Some advocates have tried taking their concerns directly to HUD. Andy Bales, who runs Union Rescue Mission in Los Angeles’s Skid Row, asked Carson and HUD official Richard Youngblood about the federal government’s preparedness at a meeting at the agency Tuesday, attended by Rescue Mission officials from across the country. Bales asked whether the Trump administration would activate FEMA to build emergency facilities to mitigate the devastation the coronavirus could cause to homeless populations. The HUD officials listened to Bales but did not commit to executing his request.

Bales set up a quarantine area at a gym that can accommodate about 175 people, while he suspects thousands of homeless people in the city will be at risk.

In Seattle, homeless outreach workers are adopting “practical” emergency solutions such as passing out homemade hand sanitizers along with other emergency supplies to help people “shelter in place” while government officials build modular “isolation units” to quarantine people who have fallen ill, said Alison Eisinger, executive director of the Seattle/King County Coalition on Homelessness. Officials anticipate the need for several thousand such units. Eisinger said the National Guard should be mobilized to help support the response.
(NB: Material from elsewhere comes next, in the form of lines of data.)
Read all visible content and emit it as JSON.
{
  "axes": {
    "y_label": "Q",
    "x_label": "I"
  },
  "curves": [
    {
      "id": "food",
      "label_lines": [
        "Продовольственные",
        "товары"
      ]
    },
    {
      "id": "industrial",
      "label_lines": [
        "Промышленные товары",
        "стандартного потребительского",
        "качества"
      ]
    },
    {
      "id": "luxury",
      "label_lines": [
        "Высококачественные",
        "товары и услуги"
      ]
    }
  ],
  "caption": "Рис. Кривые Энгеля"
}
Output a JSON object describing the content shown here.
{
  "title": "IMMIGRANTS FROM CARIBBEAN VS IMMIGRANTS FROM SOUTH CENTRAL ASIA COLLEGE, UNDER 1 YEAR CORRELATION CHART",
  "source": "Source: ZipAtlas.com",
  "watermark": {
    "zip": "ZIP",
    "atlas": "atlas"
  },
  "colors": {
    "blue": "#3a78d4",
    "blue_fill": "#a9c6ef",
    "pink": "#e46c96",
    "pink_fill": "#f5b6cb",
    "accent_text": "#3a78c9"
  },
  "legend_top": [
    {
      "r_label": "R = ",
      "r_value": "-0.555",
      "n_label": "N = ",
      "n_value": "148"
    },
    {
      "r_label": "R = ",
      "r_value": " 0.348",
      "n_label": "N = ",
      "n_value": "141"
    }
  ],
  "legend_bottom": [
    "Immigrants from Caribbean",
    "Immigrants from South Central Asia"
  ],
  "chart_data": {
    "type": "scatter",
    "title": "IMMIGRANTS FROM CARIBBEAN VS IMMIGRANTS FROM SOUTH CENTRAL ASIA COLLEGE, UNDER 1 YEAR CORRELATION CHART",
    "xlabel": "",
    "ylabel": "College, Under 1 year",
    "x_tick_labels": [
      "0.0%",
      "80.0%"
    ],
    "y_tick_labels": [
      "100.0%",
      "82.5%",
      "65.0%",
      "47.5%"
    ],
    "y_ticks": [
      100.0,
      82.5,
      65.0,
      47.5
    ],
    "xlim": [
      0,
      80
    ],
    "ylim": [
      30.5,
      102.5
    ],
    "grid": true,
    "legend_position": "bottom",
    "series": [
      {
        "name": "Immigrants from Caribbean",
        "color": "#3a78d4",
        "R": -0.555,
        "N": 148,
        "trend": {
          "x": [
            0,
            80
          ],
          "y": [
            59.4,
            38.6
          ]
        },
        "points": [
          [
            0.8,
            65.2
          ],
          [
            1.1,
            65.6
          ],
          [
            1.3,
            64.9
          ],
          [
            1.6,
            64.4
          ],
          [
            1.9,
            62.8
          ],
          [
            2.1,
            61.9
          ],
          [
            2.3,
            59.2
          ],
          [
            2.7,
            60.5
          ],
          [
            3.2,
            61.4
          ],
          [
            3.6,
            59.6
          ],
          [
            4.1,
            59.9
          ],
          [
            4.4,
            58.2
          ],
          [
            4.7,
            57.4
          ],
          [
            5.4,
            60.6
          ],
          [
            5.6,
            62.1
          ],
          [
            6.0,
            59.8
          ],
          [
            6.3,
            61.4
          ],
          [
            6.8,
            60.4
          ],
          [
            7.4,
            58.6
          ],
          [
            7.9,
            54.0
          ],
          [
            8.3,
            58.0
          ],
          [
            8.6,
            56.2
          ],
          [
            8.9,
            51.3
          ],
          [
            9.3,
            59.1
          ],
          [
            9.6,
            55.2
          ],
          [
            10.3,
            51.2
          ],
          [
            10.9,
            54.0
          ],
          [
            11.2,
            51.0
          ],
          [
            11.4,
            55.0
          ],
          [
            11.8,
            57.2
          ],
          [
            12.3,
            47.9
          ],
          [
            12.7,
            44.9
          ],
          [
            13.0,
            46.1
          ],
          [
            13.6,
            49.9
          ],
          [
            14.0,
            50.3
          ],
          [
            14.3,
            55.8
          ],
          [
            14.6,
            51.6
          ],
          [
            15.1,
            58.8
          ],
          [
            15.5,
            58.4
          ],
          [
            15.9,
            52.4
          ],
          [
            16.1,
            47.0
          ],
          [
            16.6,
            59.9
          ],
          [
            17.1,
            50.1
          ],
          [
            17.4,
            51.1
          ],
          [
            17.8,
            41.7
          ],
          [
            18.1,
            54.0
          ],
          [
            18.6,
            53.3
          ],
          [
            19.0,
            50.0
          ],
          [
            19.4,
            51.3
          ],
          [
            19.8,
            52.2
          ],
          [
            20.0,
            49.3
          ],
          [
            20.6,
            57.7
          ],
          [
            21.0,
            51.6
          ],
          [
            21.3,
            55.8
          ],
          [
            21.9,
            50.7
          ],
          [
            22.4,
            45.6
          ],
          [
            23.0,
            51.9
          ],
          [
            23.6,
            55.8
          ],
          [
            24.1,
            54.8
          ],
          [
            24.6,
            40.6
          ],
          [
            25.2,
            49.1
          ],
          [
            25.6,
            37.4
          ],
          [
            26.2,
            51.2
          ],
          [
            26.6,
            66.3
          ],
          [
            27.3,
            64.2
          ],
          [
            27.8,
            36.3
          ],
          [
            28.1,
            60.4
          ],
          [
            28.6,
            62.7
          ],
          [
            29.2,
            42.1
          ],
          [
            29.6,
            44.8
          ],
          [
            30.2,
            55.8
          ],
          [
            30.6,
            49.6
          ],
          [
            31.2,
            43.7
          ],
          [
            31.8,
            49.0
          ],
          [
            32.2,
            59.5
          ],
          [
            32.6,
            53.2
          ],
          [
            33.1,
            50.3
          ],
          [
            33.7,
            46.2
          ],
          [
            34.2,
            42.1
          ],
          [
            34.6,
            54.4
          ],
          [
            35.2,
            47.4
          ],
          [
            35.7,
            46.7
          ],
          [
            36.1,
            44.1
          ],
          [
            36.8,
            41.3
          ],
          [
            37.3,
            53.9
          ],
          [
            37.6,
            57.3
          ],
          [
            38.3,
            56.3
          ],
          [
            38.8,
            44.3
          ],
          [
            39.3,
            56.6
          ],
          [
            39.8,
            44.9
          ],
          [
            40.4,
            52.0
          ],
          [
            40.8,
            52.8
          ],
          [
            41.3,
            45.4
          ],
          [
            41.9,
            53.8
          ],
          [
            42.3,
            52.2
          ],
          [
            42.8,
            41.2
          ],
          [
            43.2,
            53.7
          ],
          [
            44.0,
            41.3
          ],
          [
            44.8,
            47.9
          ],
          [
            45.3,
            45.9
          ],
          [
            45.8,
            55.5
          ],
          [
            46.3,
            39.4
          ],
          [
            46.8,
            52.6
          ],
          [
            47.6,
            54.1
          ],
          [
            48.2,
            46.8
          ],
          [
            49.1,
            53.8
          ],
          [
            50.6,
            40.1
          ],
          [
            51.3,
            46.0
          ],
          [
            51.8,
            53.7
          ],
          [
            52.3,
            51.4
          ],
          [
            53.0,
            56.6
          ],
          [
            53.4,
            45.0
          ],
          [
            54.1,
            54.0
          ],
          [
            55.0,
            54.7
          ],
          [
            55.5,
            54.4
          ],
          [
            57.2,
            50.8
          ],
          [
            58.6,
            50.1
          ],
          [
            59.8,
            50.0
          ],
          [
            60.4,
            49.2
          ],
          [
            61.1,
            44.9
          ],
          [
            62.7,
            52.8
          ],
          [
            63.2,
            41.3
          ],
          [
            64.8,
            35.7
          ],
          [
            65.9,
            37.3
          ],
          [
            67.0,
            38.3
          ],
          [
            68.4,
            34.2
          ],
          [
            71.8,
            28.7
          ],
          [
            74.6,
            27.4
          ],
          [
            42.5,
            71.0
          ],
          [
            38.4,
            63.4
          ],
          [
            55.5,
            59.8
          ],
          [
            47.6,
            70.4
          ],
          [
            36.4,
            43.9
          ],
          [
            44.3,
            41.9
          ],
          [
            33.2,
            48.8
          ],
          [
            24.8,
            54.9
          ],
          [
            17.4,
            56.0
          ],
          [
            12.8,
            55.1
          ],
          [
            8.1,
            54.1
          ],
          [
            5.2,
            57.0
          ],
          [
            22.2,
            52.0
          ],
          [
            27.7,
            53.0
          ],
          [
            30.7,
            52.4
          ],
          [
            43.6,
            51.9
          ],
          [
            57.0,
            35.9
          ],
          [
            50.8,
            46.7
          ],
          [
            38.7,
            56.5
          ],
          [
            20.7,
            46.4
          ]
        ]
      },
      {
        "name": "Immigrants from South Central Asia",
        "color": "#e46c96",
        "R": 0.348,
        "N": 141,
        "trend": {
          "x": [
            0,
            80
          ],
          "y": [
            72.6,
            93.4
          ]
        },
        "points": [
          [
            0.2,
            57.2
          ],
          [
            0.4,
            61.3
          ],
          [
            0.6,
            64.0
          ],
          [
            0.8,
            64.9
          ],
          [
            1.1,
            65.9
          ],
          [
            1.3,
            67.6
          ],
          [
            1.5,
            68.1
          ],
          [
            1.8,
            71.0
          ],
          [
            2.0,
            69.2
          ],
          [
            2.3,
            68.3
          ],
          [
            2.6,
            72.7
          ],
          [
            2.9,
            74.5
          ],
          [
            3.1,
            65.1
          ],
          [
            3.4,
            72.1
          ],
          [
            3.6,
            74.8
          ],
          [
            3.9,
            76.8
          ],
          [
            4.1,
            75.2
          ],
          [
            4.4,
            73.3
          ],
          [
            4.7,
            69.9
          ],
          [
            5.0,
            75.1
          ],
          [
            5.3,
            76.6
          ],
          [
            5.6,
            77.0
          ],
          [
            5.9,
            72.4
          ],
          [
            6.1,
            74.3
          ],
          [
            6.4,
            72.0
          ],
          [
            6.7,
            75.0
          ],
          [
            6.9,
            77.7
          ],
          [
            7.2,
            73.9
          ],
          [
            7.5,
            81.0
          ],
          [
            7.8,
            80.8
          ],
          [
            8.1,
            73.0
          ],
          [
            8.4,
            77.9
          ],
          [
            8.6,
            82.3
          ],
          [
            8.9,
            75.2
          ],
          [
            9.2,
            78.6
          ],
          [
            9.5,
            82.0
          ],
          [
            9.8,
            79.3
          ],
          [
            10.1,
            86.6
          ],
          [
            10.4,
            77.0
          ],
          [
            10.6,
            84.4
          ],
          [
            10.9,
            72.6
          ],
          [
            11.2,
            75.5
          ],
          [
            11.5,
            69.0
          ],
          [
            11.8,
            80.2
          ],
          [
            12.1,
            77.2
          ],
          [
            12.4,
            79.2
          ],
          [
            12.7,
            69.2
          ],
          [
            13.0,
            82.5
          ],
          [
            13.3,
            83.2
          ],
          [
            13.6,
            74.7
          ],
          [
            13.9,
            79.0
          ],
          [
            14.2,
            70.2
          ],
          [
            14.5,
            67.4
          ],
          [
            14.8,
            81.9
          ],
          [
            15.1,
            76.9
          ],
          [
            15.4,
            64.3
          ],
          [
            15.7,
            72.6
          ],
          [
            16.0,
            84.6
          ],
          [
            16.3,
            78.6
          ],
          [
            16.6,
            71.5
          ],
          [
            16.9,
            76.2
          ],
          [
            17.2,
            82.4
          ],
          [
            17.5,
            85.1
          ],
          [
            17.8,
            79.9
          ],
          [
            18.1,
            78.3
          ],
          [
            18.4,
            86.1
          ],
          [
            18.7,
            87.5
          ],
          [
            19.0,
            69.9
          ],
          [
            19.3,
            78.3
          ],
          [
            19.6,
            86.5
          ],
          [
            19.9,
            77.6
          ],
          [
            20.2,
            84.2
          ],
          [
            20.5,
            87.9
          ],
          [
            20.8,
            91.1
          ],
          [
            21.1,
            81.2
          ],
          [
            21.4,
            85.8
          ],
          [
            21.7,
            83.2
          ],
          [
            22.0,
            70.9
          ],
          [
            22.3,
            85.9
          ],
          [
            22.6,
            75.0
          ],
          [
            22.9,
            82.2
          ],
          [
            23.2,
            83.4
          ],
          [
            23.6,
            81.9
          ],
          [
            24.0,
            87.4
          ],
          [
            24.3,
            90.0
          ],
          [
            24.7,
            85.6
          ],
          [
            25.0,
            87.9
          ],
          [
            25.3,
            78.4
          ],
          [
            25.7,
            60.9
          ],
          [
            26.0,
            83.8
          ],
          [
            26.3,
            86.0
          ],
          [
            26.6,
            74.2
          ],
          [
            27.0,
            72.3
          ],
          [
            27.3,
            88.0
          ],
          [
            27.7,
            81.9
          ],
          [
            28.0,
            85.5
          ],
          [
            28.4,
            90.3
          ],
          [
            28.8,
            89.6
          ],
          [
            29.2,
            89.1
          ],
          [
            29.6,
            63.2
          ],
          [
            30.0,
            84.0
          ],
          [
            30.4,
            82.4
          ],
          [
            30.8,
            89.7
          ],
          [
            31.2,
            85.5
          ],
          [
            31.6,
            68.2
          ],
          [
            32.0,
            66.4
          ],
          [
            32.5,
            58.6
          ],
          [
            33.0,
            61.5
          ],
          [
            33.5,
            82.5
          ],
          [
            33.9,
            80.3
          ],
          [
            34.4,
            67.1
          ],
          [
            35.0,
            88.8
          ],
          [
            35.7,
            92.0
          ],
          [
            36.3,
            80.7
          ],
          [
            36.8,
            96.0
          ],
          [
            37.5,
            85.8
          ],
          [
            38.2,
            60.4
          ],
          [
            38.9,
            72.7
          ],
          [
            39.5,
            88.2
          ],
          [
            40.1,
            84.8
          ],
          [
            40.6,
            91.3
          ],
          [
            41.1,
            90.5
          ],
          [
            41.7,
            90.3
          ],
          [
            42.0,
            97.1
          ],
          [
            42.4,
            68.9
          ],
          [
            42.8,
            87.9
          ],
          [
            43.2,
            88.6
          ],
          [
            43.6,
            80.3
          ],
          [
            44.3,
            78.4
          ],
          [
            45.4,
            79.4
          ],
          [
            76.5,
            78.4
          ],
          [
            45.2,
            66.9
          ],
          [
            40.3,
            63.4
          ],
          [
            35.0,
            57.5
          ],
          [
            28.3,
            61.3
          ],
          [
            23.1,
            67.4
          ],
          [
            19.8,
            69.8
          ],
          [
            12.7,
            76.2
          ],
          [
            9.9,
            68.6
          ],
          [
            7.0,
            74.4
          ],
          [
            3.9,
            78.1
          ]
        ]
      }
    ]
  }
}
“This pandemic is so unprecedented that it needs a federal-level response,” said Margot Kushel, a doctor and director of the University of California at San Francisco’s Center for Vulnerable Populations, who focuses on homelessness in older adults. “We need resources to allow state and local health departments and homeless service organizations to execute their plans immediately.”

Yasmeen Abutaleb contributed to this report.